Press regulation in the U.K.: Royal Charter Applies to Internet

BBC News – Press regulation: How royal charter applies to internet.

In this article, I find it extremely interesting, and I see both sides of the coin.  On one side, we have a regulated press, where approved concepts and ideas are allowed to be expressed, even by the common blogger.  In the U.K. you need a license for a T.V., however, some of the rationale for this may be specifically for news or stories that are accurate comes back from a long history at the Associated Press, where news needed to be confirmed by three sources.  In addition, the history of the Assiociated Press is an interesting one.  If there was a ship from England entering the bay, people would take row boats out, and compete to get the news from the ship, so it was agreed to send one ship and share the news.

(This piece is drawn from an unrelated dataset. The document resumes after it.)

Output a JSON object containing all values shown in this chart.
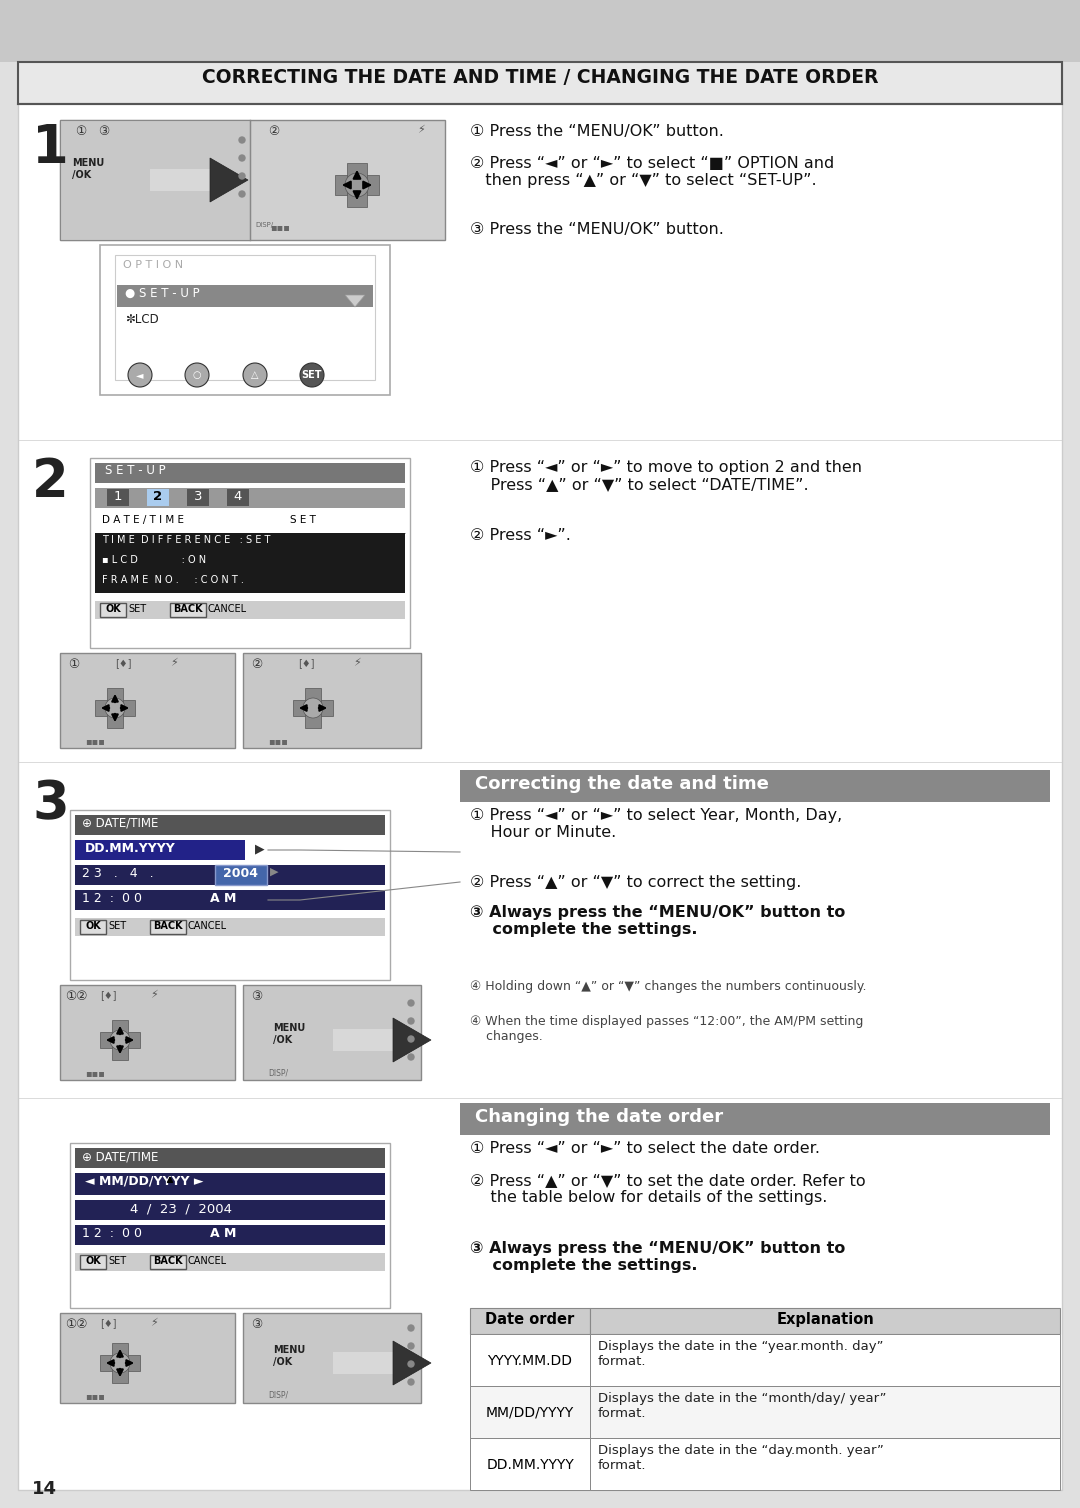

In essence, regulated news, maybe for political reasons, maybe to not ensure a panic to maintain a society in case of an emergency, after all, a thought, a single idea, as they say on the Internet can be believed to be true if articulated well, and go ‘virual’ as they say, and pass for believable, and something that was not true, may cause societal breakdown, to the extreme.  One case of this is the broadcast in the United States that caused a mild panic, because people thought it was a plausable story, it was 1938, and it was the War of the Worlds, appropriately coined a few years before world war.

An argument can be made to the contrary, which is one person may report a factual story, but yet, without government sanction, the story would have legal precident to be blocked, recended, and the person may be fined or jailed, depending on the story.  Is this good, is this a removal of such liberties as the United States has the freedom of speech, which this country was founded upon?  Is this now an archaic principle?  Only time will tell.